With 7364 area units in the dataset after the previous cullings, adding 100 meters of bicycle infrastructure to each area unit would be a massive undertaking. Yet the overall bicycle mode share would increase from roughly 1.2% to somewhere between 1.8% and 2.1%, -- such a minuscule benefit for such a vast expenditure of public funds, a rat-hole for taxpayer money if there ever was one. Fortunately, our trained random forest regressor, when used in conjunction with GIS mapping techniques, allows the targeting of a much smaller quantity of public funds in a way that maximizes results per dollar spent.

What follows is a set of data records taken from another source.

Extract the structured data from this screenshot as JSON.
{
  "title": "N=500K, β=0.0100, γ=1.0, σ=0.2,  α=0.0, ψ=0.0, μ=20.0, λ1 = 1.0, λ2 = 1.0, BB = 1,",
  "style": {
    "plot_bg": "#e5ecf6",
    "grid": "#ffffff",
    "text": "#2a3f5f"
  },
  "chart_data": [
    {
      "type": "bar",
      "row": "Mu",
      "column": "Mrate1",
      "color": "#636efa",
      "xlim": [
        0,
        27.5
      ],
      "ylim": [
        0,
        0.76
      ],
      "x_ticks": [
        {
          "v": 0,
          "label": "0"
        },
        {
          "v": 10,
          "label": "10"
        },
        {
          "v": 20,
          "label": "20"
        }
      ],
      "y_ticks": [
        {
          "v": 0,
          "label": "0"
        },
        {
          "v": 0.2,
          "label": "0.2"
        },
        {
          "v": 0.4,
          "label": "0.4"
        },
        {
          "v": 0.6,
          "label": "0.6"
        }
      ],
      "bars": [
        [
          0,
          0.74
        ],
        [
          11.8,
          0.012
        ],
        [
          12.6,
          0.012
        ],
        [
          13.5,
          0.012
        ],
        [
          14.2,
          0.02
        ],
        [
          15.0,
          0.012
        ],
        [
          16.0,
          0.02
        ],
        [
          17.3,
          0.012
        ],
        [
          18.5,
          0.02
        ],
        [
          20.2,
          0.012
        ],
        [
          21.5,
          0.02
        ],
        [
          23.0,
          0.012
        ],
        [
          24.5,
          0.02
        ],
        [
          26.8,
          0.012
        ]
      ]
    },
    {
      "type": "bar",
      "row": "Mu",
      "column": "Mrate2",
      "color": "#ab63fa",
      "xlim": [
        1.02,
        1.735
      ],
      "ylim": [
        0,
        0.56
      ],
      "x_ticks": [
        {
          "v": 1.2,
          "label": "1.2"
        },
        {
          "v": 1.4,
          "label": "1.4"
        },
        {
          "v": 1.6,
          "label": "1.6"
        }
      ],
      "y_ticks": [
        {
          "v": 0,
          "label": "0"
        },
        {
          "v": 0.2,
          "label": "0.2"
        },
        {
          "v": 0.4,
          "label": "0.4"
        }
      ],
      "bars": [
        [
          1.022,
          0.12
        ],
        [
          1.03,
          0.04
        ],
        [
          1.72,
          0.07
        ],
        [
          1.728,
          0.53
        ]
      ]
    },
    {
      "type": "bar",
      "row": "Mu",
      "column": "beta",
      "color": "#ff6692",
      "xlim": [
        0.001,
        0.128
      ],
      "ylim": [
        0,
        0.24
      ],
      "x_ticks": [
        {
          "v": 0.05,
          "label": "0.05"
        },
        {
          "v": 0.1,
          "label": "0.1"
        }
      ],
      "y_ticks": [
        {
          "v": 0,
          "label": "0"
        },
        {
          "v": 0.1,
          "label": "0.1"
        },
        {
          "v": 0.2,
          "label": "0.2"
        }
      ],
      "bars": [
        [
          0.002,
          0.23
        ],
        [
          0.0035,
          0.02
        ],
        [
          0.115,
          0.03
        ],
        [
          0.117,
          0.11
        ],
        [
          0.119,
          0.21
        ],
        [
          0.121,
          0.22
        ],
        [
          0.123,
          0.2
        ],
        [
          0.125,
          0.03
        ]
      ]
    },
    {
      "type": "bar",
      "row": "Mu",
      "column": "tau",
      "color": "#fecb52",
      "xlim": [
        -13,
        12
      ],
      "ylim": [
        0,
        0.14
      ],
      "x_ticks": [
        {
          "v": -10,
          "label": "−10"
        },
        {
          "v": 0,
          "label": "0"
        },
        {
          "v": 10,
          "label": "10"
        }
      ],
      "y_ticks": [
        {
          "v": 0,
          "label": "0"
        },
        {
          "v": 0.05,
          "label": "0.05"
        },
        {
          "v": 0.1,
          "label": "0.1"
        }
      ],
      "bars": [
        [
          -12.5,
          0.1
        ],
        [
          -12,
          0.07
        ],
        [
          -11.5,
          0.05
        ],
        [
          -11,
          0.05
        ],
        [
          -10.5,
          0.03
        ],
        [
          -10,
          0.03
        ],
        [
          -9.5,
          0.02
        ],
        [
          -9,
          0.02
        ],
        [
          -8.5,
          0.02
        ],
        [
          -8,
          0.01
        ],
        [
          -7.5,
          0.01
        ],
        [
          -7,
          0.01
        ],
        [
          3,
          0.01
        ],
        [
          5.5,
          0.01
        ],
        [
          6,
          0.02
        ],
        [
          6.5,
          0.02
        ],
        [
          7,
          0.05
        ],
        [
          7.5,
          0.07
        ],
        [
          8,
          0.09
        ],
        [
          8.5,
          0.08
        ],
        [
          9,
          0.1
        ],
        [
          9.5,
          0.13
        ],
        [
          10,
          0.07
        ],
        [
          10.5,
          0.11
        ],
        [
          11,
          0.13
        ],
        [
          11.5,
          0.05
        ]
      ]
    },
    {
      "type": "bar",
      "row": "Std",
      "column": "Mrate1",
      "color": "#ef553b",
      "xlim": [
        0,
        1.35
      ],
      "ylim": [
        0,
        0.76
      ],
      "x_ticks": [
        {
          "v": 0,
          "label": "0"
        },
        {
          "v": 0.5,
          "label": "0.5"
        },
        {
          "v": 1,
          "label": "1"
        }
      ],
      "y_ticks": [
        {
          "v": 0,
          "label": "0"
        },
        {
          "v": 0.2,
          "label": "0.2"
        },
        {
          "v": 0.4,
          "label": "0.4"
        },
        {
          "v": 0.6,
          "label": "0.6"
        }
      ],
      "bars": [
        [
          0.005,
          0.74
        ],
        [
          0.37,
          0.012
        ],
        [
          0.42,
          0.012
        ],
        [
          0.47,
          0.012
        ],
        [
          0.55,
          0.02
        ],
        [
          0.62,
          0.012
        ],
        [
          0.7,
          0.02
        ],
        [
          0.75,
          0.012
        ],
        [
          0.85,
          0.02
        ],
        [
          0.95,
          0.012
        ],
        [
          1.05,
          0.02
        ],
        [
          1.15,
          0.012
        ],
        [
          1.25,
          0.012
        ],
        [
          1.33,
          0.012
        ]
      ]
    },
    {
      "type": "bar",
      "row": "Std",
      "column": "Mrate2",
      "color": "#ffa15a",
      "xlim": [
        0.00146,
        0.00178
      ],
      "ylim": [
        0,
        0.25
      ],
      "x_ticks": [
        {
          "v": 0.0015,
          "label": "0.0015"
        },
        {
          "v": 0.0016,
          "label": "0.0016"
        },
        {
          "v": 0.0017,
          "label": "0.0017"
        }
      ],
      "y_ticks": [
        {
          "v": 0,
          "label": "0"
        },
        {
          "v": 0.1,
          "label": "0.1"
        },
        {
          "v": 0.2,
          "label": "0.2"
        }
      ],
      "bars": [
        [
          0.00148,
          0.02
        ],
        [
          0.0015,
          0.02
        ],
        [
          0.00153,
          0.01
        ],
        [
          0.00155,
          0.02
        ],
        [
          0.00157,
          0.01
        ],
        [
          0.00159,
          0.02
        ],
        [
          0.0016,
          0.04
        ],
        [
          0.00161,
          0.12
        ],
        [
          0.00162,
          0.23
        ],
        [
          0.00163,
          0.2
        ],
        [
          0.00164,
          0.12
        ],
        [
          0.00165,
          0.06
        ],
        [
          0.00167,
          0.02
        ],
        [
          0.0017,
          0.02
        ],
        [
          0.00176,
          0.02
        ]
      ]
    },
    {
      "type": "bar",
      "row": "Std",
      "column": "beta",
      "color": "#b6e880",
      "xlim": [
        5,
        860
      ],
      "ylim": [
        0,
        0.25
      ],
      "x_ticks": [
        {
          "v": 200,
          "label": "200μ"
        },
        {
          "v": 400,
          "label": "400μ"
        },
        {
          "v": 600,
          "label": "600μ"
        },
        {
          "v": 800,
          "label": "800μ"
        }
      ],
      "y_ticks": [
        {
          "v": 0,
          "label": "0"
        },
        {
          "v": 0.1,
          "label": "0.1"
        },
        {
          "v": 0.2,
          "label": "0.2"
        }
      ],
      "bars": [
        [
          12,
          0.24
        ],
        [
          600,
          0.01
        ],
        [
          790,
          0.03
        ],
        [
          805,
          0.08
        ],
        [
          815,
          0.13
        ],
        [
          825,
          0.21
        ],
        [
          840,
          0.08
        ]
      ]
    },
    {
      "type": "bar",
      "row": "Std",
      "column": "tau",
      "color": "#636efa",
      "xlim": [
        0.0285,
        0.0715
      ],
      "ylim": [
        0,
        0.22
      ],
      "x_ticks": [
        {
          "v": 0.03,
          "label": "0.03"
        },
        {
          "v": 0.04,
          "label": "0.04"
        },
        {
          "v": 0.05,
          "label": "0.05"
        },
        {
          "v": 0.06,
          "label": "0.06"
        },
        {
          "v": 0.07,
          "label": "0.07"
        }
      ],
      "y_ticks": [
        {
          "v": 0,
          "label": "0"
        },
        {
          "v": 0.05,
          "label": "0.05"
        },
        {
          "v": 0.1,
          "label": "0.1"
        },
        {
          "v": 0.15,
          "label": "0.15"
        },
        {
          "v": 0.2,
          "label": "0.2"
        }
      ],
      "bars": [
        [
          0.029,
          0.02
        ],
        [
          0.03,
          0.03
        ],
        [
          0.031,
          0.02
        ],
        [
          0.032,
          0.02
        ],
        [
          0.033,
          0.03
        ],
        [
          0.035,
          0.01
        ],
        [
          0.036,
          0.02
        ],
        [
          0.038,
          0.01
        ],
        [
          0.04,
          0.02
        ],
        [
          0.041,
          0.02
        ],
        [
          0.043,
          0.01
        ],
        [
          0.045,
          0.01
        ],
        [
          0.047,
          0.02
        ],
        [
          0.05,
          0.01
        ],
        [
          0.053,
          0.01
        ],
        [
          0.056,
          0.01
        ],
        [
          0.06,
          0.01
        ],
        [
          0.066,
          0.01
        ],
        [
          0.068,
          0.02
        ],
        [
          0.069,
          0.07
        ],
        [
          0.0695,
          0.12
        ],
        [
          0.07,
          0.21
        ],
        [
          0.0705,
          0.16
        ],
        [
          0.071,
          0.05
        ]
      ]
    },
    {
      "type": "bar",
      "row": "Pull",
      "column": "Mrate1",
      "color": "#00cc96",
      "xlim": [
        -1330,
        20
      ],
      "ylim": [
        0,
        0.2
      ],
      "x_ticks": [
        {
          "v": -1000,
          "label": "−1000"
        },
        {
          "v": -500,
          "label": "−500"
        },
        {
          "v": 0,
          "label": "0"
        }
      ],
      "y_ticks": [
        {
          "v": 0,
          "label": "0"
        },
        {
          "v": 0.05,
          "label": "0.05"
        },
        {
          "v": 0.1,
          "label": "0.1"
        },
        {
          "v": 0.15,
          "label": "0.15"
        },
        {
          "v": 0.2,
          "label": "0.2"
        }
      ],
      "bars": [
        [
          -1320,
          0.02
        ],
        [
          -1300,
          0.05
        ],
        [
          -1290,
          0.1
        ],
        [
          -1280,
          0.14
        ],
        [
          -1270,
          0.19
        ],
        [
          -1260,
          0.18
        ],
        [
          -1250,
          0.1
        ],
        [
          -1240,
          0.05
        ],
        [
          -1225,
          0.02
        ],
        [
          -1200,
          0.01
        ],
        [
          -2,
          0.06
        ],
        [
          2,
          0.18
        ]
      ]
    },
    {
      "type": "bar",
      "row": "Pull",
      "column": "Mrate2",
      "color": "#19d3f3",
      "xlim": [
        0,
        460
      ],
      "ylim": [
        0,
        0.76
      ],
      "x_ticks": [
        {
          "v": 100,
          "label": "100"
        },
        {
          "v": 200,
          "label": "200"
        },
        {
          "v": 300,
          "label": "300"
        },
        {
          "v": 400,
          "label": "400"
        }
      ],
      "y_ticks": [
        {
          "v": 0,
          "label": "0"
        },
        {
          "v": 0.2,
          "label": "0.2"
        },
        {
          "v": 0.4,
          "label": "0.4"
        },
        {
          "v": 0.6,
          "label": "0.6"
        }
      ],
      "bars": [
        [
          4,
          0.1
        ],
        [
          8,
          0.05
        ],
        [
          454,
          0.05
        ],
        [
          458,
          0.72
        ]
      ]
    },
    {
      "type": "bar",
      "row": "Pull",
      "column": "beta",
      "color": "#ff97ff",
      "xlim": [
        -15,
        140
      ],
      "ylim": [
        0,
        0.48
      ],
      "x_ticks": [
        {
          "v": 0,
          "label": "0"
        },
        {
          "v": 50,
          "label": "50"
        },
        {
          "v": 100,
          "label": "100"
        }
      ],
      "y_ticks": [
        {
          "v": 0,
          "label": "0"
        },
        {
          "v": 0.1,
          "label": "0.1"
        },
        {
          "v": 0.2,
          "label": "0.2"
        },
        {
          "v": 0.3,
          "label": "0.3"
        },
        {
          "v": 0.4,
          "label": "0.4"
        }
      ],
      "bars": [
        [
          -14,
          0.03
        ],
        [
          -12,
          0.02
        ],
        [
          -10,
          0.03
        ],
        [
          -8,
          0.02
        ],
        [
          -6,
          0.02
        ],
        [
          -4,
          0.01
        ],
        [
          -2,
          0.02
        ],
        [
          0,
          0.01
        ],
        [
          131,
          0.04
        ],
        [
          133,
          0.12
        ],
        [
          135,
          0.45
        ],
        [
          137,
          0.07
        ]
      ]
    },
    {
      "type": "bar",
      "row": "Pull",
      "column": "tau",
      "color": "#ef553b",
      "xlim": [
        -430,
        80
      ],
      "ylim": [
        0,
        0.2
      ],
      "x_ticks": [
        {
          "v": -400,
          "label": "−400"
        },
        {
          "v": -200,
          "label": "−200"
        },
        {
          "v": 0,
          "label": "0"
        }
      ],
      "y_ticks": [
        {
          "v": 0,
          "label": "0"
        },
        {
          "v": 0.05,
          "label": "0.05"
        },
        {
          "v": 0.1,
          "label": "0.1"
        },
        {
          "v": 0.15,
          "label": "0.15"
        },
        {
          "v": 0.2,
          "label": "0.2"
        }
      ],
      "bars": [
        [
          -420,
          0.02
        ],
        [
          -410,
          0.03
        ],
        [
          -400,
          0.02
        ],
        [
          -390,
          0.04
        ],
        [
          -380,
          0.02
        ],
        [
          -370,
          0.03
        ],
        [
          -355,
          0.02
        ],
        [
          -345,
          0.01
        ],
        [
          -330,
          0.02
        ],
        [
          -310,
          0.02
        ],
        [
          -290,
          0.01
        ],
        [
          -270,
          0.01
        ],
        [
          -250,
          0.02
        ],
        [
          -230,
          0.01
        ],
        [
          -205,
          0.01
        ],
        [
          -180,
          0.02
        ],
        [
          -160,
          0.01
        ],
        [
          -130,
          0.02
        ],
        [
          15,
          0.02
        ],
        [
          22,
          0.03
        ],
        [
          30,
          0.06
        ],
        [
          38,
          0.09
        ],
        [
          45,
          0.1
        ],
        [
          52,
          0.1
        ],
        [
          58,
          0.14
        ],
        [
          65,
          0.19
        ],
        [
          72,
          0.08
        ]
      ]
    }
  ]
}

In order to identify which area units might see the highest uptake in commuter cycling by adding 100 meters of LATM features to the area unit and contiguous ones, I used the trained bot in conjunction with QGIS to map these area units. You can see the results in the map to the left, which shows the top quintile of the predicted changes in the bicycle mode share. Clusters of such area units clearly manifest themselves. One rather expansive cluster is situated across the neck of Waitemata Harbor directly north and northwest of the CBD. Smaller clusters emerge in the southeastern portion of Te Atatu Peninsula and in the far southest portion of the urbanized area, near Waima. I would never assert that my dataset is sufficiently developed and my analysis strong enough to justify spending public funds on placing LATM infrastructure interventions in these areas. I am merely attempting to show how machine learning in conjunction with GIS techniques offer potential insights to transportation planners and civic associations focused on promoting commuter bicycling.
I also mapped the top quintile of predicted changes in the bicycle mode share resulting from the addition of 100 meters of on-road protected cycle lanes to each area unit. This map appears to the left, also. The clusters differ in certain respects from the ones seen on the LATM map, especially in the eastern suburbs. Bear in mind that the ORPCL intervention tends to choke-off rush-hour automobile traffic flows on arterial roadways, which reduces fuel economy, worsens urban air quality and increases commute times. It does not offer the ancillary benefits of the LATM intervention, too. Therefore, although it appears to be more effective at promoting commuter cycling than the LATM intervention is, we have reason to question its benefits relative to the LATM intervention.